В развитие постановления Троцкий опубликовал приказ-памятку по реорганизуемой армии,[729] представляя дело так, будто инициатива перевода частей на принудительный труд исходила от них самих. Красноармейцы, мол, не помышляли о возвращении в родные места — они были проникнуты «сознанием долга». «…3-я революционная армия не хочет терять времени даром. В течение тех недель и месяцев передышки, какие пришлись на ее долю, она применит свои силы и средства для хозяйственного поднятия страны. Оставаясь боевой силой, грозным врагом рабочего класса (как и в некоторых других случаях, Троцкий в спешке допускал анекдотические словесные огрехи! —

Г, Ч.), она превращается в то же время в революционную армию труда». Иначе говоря, трудовая занятость армии рассматривалась как временная мера, ибо предусматривалась новая военная кампания против внешних врагов.

Несколько недель с середины февраля 1920 года Троцкий разъезжал в своем поезде по Уралу, выступая на митингах, отдавая новые приказы и распоряжения по трудовой армии, убеждая со свойственным ему красноречием, что милитаризация труда не имеет никакого отношения к принудиловке. На собрании в Оренбурге 17 февраля[730]

он уверял, что демобилизация армии была бы непростительным легкомыслием: «Мы, правда, закончили нашу задачу на три четверти, но четверть еще осталась, а недовырубленный лес быстро зарастает», а также выражал недовольство отсутствием «боевой самоотверженности на хозяйственном фронте». С особой озлобленностью Троцкий отметал встречавшиеся сравнения милитаризации с аракчеевщиной или даже рабством в Древнем Египте.
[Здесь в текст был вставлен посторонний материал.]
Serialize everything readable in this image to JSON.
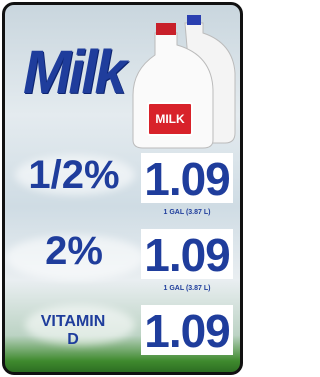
{
  "title": "Milk",
  "jug_label": "MILK",
  "items": [
    {
      "label": "1/2%",
      "price": "1.09",
      "size": "1 GAL (3.87 L)"
    },
    {
      "label": "2%",
      "price": "1.09",
      "size": "1 GAL (3.87 L)"
    },
    {
      "label": "VITAMIN D",
      "price": "1.09"
    }
  ]
}
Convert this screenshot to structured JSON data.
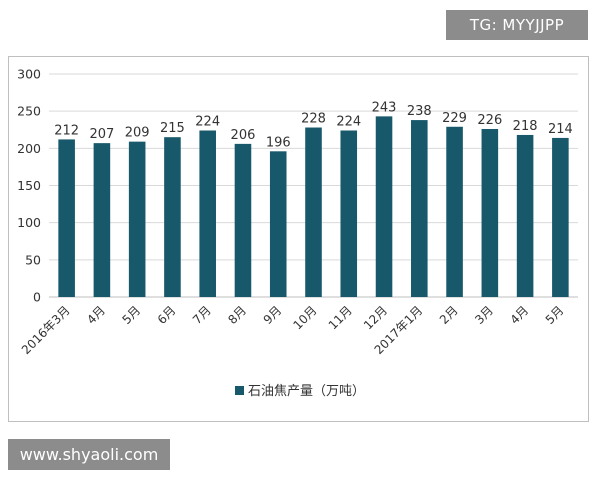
{
  "watermarks": {
    "top": "TG: MYYJJPP",
    "bottom": "www.shyaoli.com"
  },
  "colors": {
    "bar": "#17596b",
    "grid": "#d9d9d9",
    "axis": "#bfbfbf"
  },
  "chart_data": {
    "type": "bar",
    "title": "",
    "xlabel": "",
    "ylabel": "",
    "categories": [
      "2016年3月",
      "4月",
      "5月",
      "6月",
      "7月",
      "8月",
      "9月",
      "10月",
      "11月",
      "12月",
      "2017年1月",
      "2月",
      "3月",
      "4月",
      "5月"
    ],
    "series": [
      {
        "name": "石油焦产量（万吨）",
        "values": [
          212,
          207,
          209,
          215,
          224,
          206,
          196,
          228,
          224,
          243,
          238,
          229,
          226,
          218,
          214
        ]
      }
    ],
    "ylim": [
      0,
      300
    ],
    "yticks": [
      "0",
      "50",
      "100",
      "150",
      "200",
      "250",
      "300"
    ],
    "grid": true,
    "legend": "bottom",
    "data_labels": true
  }
}
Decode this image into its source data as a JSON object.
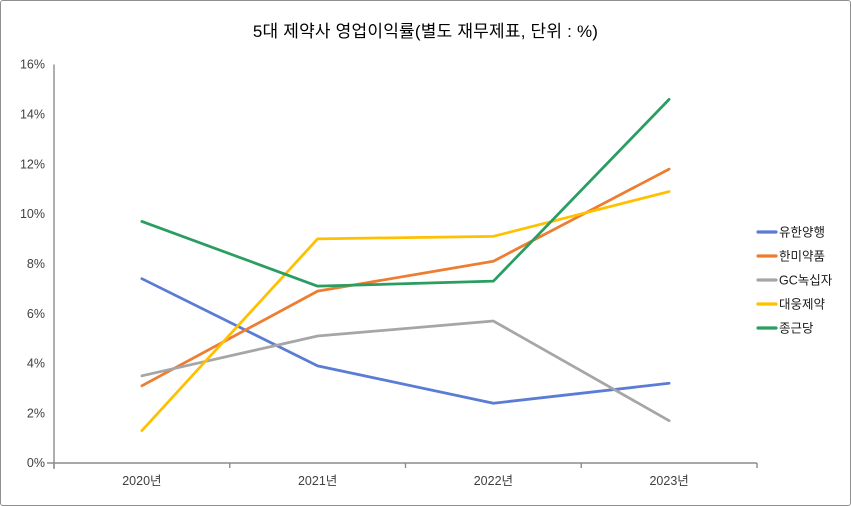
{
  "chart_data": {
    "type": "line",
    "title": "5대 제약사 영업이익률(별도 재무제표, 단위 : %)",
    "categories": [
      "2020년",
      "2021년",
      "2022년",
      "2023년"
    ],
    "series": [
      {
        "name": "유한양행",
        "color": "#5b7cd5",
        "values": [
          7.4,
          3.9,
          2.4,
          3.2
        ]
      },
      {
        "name": "한미약품",
        "color": "#ed7d31",
        "values": [
          3.1,
          6.9,
          8.1,
          11.8
        ]
      },
      {
        "name": "GC녹십자",
        "color": "#a6a6a6",
        "values": [
          3.5,
          5.1,
          5.7,
          1.7
        ]
      },
      {
        "name": "대웅제약",
        "color": "#ffc000",
        "values": [
          1.3,
          9.0,
          9.1,
          10.9
        ]
      },
      {
        "name": "종근당",
        "color": "#2a9d61",
        "values": [
          9.7,
          7.1,
          7.3,
          14.6
        ]
      }
    ],
    "xlabel": "",
    "ylabel": "",
    "ylim": [
      0,
      16
    ],
    "ytick_step": 2,
    "ytick_suffix": "%",
    "yticklabels": [
      "0%",
      "2%",
      "4%",
      "6%",
      "8%",
      "10%",
      "12%",
      "14%",
      "16%"
    ],
    "grid": false,
    "legend_position": "right",
    "legend_entries": [
      "유한양행",
      "한미약품",
      "GC녹십자",
      "대웅제약",
      "종근당"
    ],
    "axis_color": "#8c8c8c",
    "label_color": "#404040",
    "background_color": "#ffffff",
    "border_color": "#8f8f8f"
  }
}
Косвенно, на основании жестких приказов Троцкого, можно судить о том, что принудительный труд, как этого и следовало ожидать, отнюдь не был эффективным. В приказе от 3 марта 1920 года «На борьбу с трудовым дезертирством!»[731] нарком перечислил целых восемь форм того, что он именовал дезертирством. Небезынтересно их привести: неявка по трудовой мобилизации; неявка по трудовой повинности; уклонение от трудового учета; невыход на работу; самовольный уход с работы; уклонение от труда путем занятия фиктивных должностей, командировок и т. п.; уклонение от труда путем симуляции болезни; намеренная невыработка нормы. За дезертирство, как и за неприятие против него карательных мер, предусматривались наказания, начиная со сравнительно мягких, например выговора, и заканчивая весьма жесткими — переводом в штрафные части с увеличением объема работ без оплаты сверхурочных часов (хотя здесь была явная, возможно, сознательная оговорка, ибо никакой сдельной или почасовой оплаты красноармейцы-рабочие не получали, ведь они как мобилизованные солдаты находились на «казенном пайке»).
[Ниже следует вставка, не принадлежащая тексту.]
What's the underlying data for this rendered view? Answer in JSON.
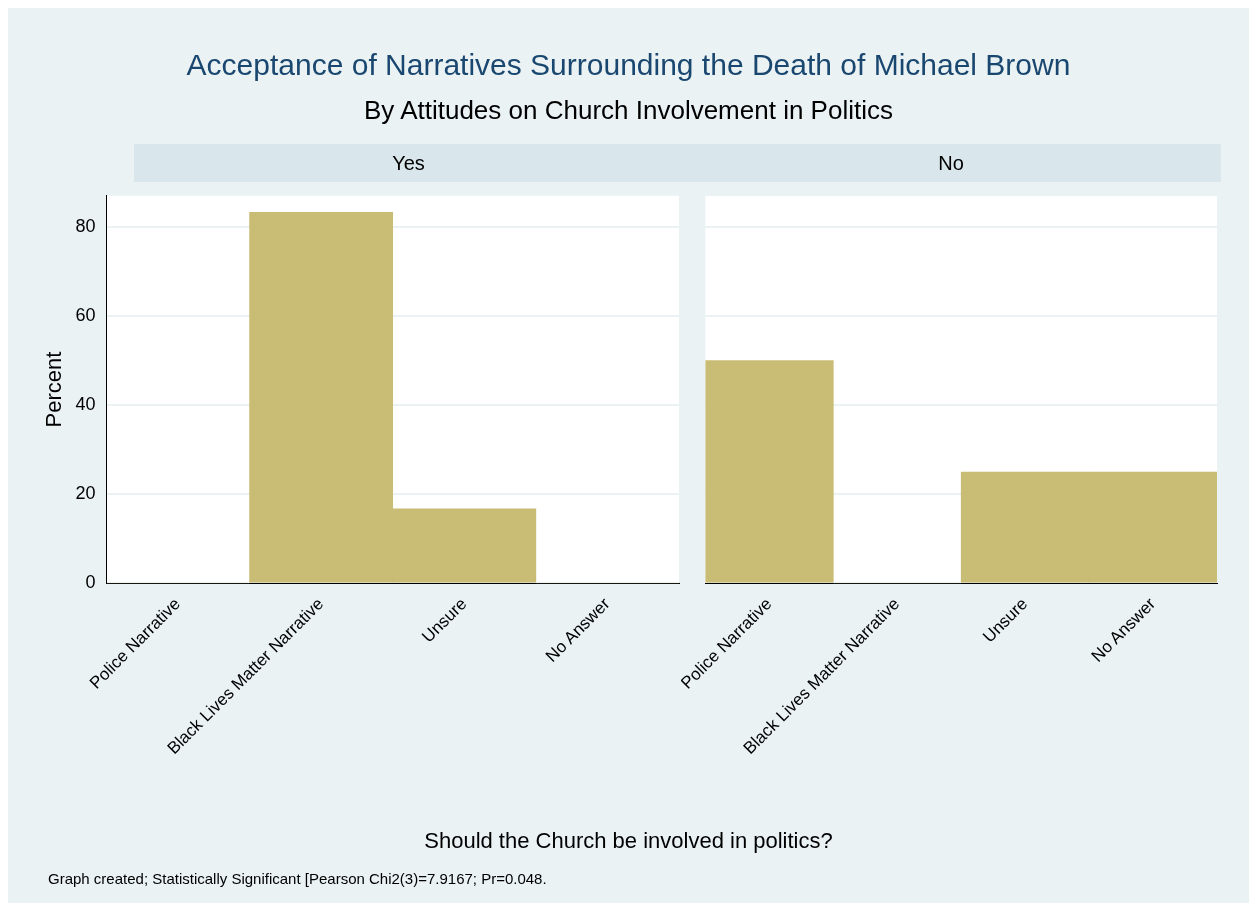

Так Троцкий оказался в авангарде партийных деятелей, которые стали забывать, во имя каких целей устроили революцию, где проходила грань между частнособственнической эксплуатацией труда и эксплуатацией государственной. При этом государственная эксплуатация оказывалась более мучительной для трудящихся, ибо опиралась на мощный и почти всегда произвольный механизм принуждения, не оставлявший возможности выбора, лишавший рабочую силу какого-либо подобия свободы воли, хотя бы в выборе сферы деятельности и места работы.

Будучи человеком весьма энергичным и упорным, пытаясь любой ценой осуществить поставленные им задачи, Троцкий все более затягивал «военно-коммунистическую петлю» на шее российского народа в буквальном смысле и на собственной шее в смысле переносном. Означало ли это, говоря современным сленгом, что Троцкий был особенно «крутым» в проведении политики военного коммунизма, как это настойчиво утверждала на протяжении десятилетий сталинистская историография, наложившая определенный отпечаток и на издания постсоветского периода? Никаких оснований для этого нет.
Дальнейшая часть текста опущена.